Putnam County has the largest population in the Tennessee Highlands, about twice that of the other two counties combined. Cookeville is the county seat and largest town. Other incorporated towns are Algood, Baxter and Monterey. Each of these is located along the route of the former Tennessee Central Railroad, the main economic driver in the nineteenth and early twentieth centuries. Unincorporated communities include Silver Point, Buffalo Valley and Bloomington Springs.
Tennessee’s General Assembly established Putnam County in 1842 from portions of Jackson, Fentress, Macon and Overton counties; it was named for Israel Putnam, a veteran of the French and Indian War and the American Revolution. Borders were surveyed and a site for a new county seat, “Monticello,” was selected. However, Overton and Jackson counties sued, claiming the formation of the new jurisdiction would reduce their counties below their constitutional limits, and in 1845 the new county was dissolved. In 1854, Rep. Henderson Clements assured the legislature that the new county would leave the others with sufficient land, and Putnam County was reestablished. The first county court met at White Plains, near Algood, while the new county seat of Cookeville, specified in the act, was surveyed and laid out.
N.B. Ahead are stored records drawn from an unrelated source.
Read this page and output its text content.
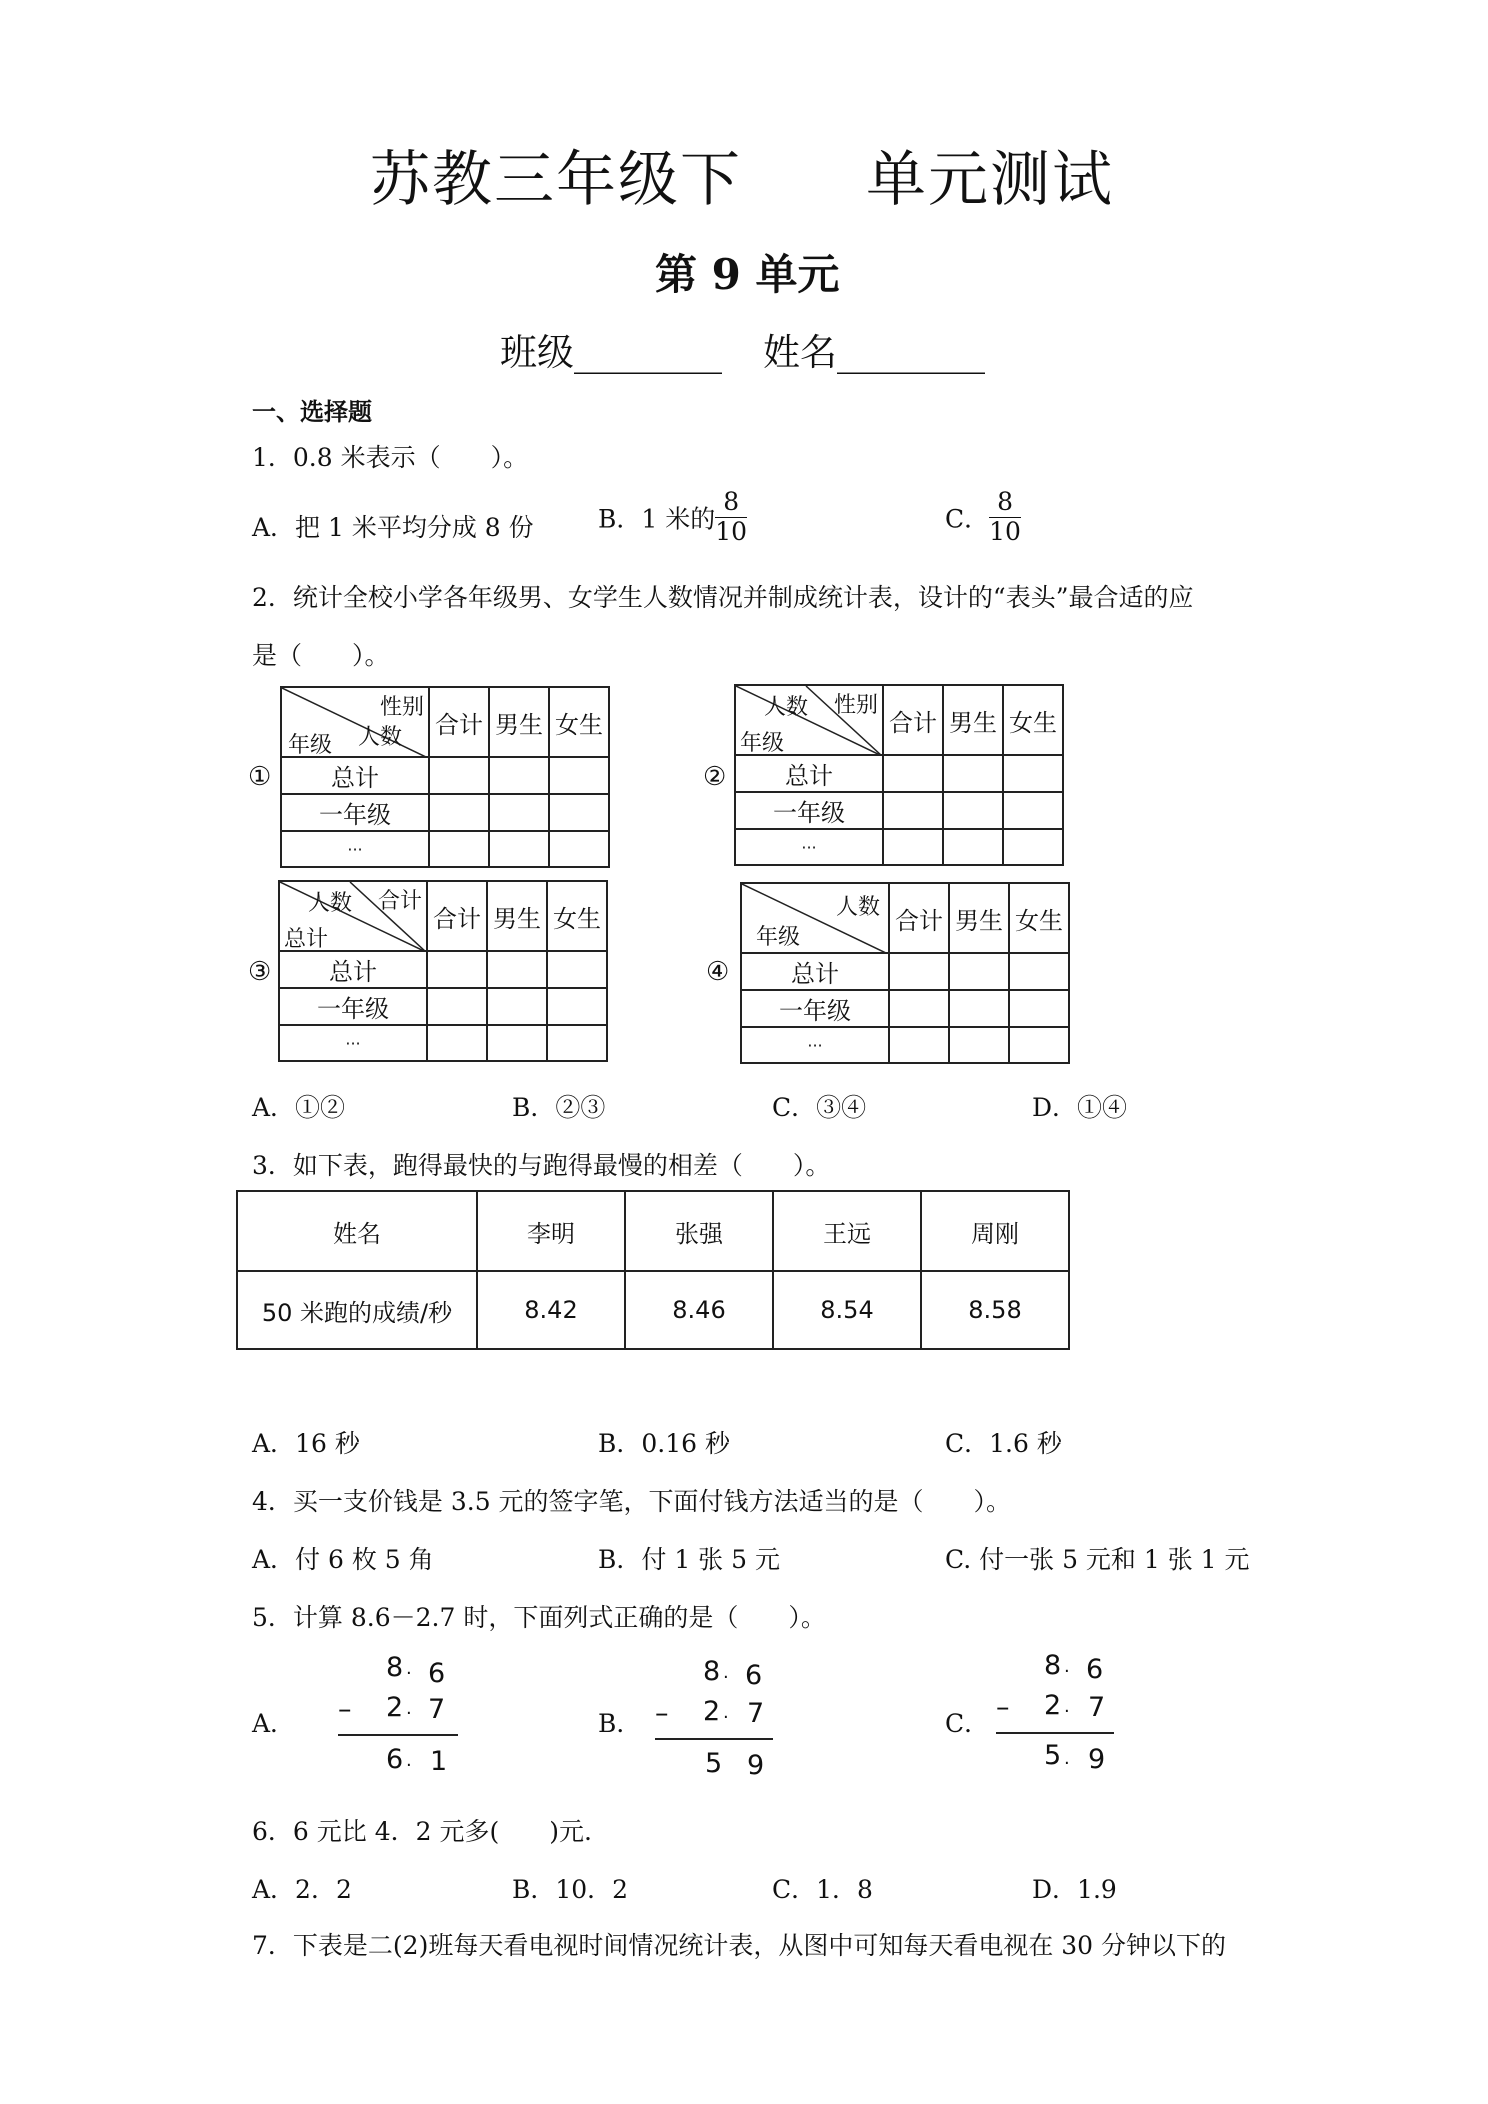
苏教三年级下　　单元测试
第 9 单元
班级________ 姓名________
一、选择题
1．0.8 米表示（　　）。
A．把 1 米平均分成 8 份	B．1 米的 $\frac{8}{10}$	C． $\frac{8}{10}$
2．统计全校小学各年级男、女学生人数情况并制成统计表，设计的“表头”最合适的应
是（　　）。
①
性别
人数
年级	合计	男生	女生
总计			
一年级			
···			
②
性别
人数
年级	合计	男生	女生
总计			
一年级			
···			
③
合计
人数
总计	合计	男生	女生
总计			
一年级			
···			
④
人数
年级	合计	男生	女生
总计			
一年级			
···			
A．①②	B．②③	C．③④	D．①④
3．如下表，跑得最快的与跑得最慢的相差（　　）。
姓名	李明	张强	王远	周刚
50 米跑的成绩/秒	8.42	8.46	8.54	8.58
A．16 秒	B．0.16 秒	C．1.6 秒
4．买一支价钱是 3.5 元的签字笔，下面付钱方法适当的是（　　）。
A．付 6 枚 5 角	B．付 1 张 5 元	C. 付一张 5 元和 1 张 1 元
5．计算 8.6－2.7 时，下面列式正确的是（　　）。
A．
8 . 6
– 2 . 7
6 . 1
B．
8 . 6
– 2 . 7
5 9
C．
8 . 6
– 2 . 7
5 . 9
6．6 元比 4．2 元多(　　)元.
A．2．2	B．10．2	C．1．8	D．1.9
7．下表是二(2)班每天看电视时间情况统计表，从图中可知每天看电视在 30 分钟以下的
Putnam County has several major draws for tourists. It is located at the halfway point between the cities of Nashville and Knoxville on busy Interstate 40, and travelers frequently stop for fuel, food, lodging and shopping. One of Tennessee’s fastest growing universities, the Tennessee Tech University, is located in Cookeville and has a student and faculty population exceeding 11,000; many family members come to visit as a result. Wonderful natural areas like Burgess Falls State Park and Cookeville’s Cane Creek Park provide opportunities for outdoor recreation. And the U.S. Army Corps of Engineers’ Center Hill Reservoir in the southwest corner of the county draws thousands of visitors each year. The Tennessee Highlands Visitor Center, off the interstate in Cookeville, is an important gateway for the three-county region.